Have you ever witnessed a car accident?

I saw one as a kid on the interstate. I think it’s right what they say about time slowing down when some things happen. I distinctly remember seeing a cloud of dirt fly into the air up ahead, thinking “woah, there’s a wheel in the air,” then “no, it’s an axle”, then “it’s a whole car!”

The worst one I’ve ever known was the one I don’t remember. I was in it, and was the only one unhurt in the family, but all I know about it is what I’ve heard. To this day I remember looking down at my new red shoes and then being in a squad car.

I was sitting at an intersection one afternoon, third car back, left lane, waiting for the red light to change. A car came across from the far side without stopping and I watched it while I wondered if there was any way to move out of the spot I was in. He hit the first car in line and I was the last of the chain reaction. And there wasn’t a dang thing I could do but watch it happen.

I did see one I wasn’t involved in early one morning. I was sitting at a red light, in the left lane, with a car next to me, both of us well stopped. The light had been red for a little bit. Suddenly a car hit the car next to me from behind. The only thing I can figure out is that the driver just wasn’t paying attention. The only other possibility is that he was blinded by the sun. I’m betting on the former. I wondered if I should stay to give a witness statement, but the whole thing seemed pretty straight forward. I didn’t think they’d need me.

Sure lots of times. But nothing horrific.

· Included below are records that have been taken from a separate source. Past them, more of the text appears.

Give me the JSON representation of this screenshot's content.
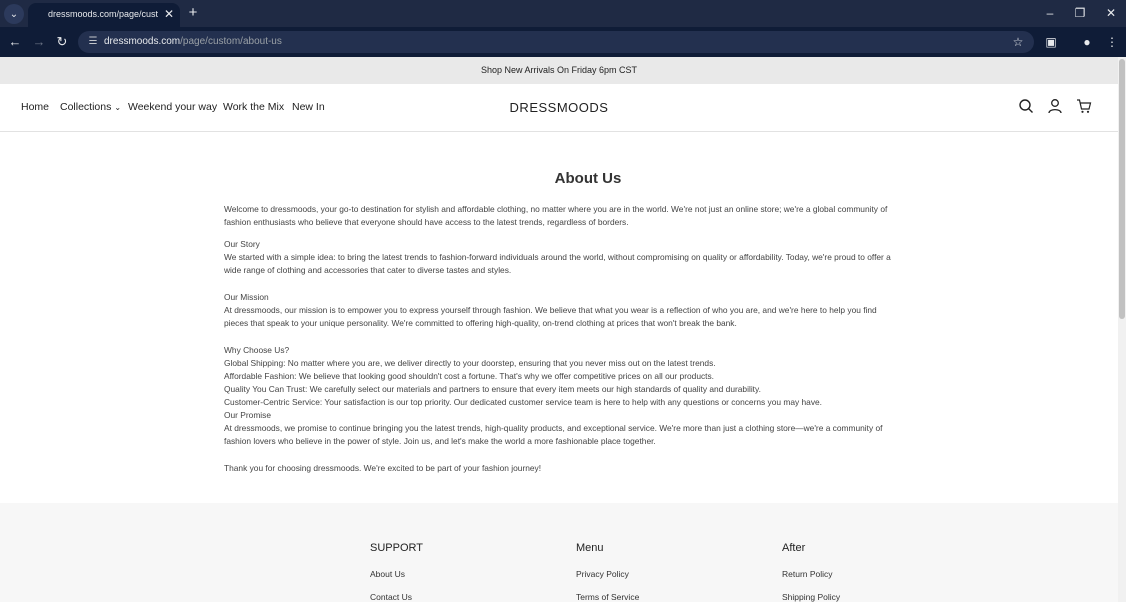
{
  "browser": {
    "tab_title": "dressmoods.com/page/custom/",
    "url_host": "dressmoods.com",
    "url_path": "/page/custom/about-us"
  },
  "announcement": "Shop New Arrivals On Friday 6pm CST",
  "nav": {
    "home": "Home",
    "collections": "Collections",
    "weekend": "Weekend your way",
    "work": "Work the Mix",
    "new_in": "New In"
  },
  "brand": "DRESSMOODS",
  "page": {
    "title": "About Us",
    "intro": "Welcome to dressmoods, your go-to destination for stylish and affordable clothing, no matter where you are in the world. We're not just an online store; we're a global community of fashion enthusiasts who believe that everyone should have access to the latest trends, regardless of borders.",
    "story_heading": "Our Story",
    "story_text": "We started with a simple idea: to bring the latest trends to fashion-forward individuals around the world, without compromising on quality or affordability. Today, we're proud to offer a wide range of clothing and accessories that cater to diverse tastes and styles.",
    "mission_heading": "Our Mission",
    "mission_text": "At dressmoods, our mission is to empower you to express yourself through fashion. We believe that what you wear is a reflection of who you are, and we're here to help you find pieces that speak to your unique personality. We're committed to offering high-quality, on-trend clothing at prices that won't break the bank.",
    "why_heading": "Why Choose Us?",
    "why_items": [
      "Global Shipping: No matter where you are, we deliver directly to your doorstep, ensuring that you never miss out on the latest trends.",
      "Affordable Fashion: We believe that looking good shouldn't cost a fortune. That's why we offer competitive prices on all our products.",
      "Quality You Can Trust: We carefully select our materials and partners to ensure that every item meets our high standards of quality and durability.",
      "Customer-Centric Service: Your satisfaction is our top priority. Our dedicated customer service team is here to help with any questions or concerns you may have."
    ],
    "promise_heading": "Our Promise",
    "promise_text": "At dressmoods, we promise to continue bringing you the latest trends, high-quality products, and exceptional service. We're more than just a clothing store—we're a community of fashion lovers who believe in the power of style. Join us, and let's make the world a more fashionable place together.",
    "thanks": "Thank you for choosing dressmoods. We're excited to be part of your fashion journey!"
  },
  "footer": {
    "support": {
      "title": "SUPPORT",
      "links": [
        "About Us",
        "Contact Us"
      ]
    },
    "menu": {
      "title": "Menu",
      "links": [
        "Privacy Policy",
        "Terms of Service"
      ]
    },
    "after": {
      "title": "After",
      "links": [
        "Return Policy",
        "Shipping Policy"
      ]
    }
  }
}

One that jumped to mind was from when I wrote parking tickets for the city. One of the guys that regularly scammed the system backed out in front of someone else and got hit.

He wanted me to testify that the other guy was going too fast and was angry because I could honestly say that I am not trained to judge the speed of a moving vehicle.

I was a passenger in a van once when one of our front tires blew out on the 101 loop. Wasn’t quite an accident, but very close. Fortunately the exit ramps had wide shoulders and Arizona, even urban Arizona, is mostly empty space. You stop fairly quickly when two out of four wheels are in loose desert dust and gravel.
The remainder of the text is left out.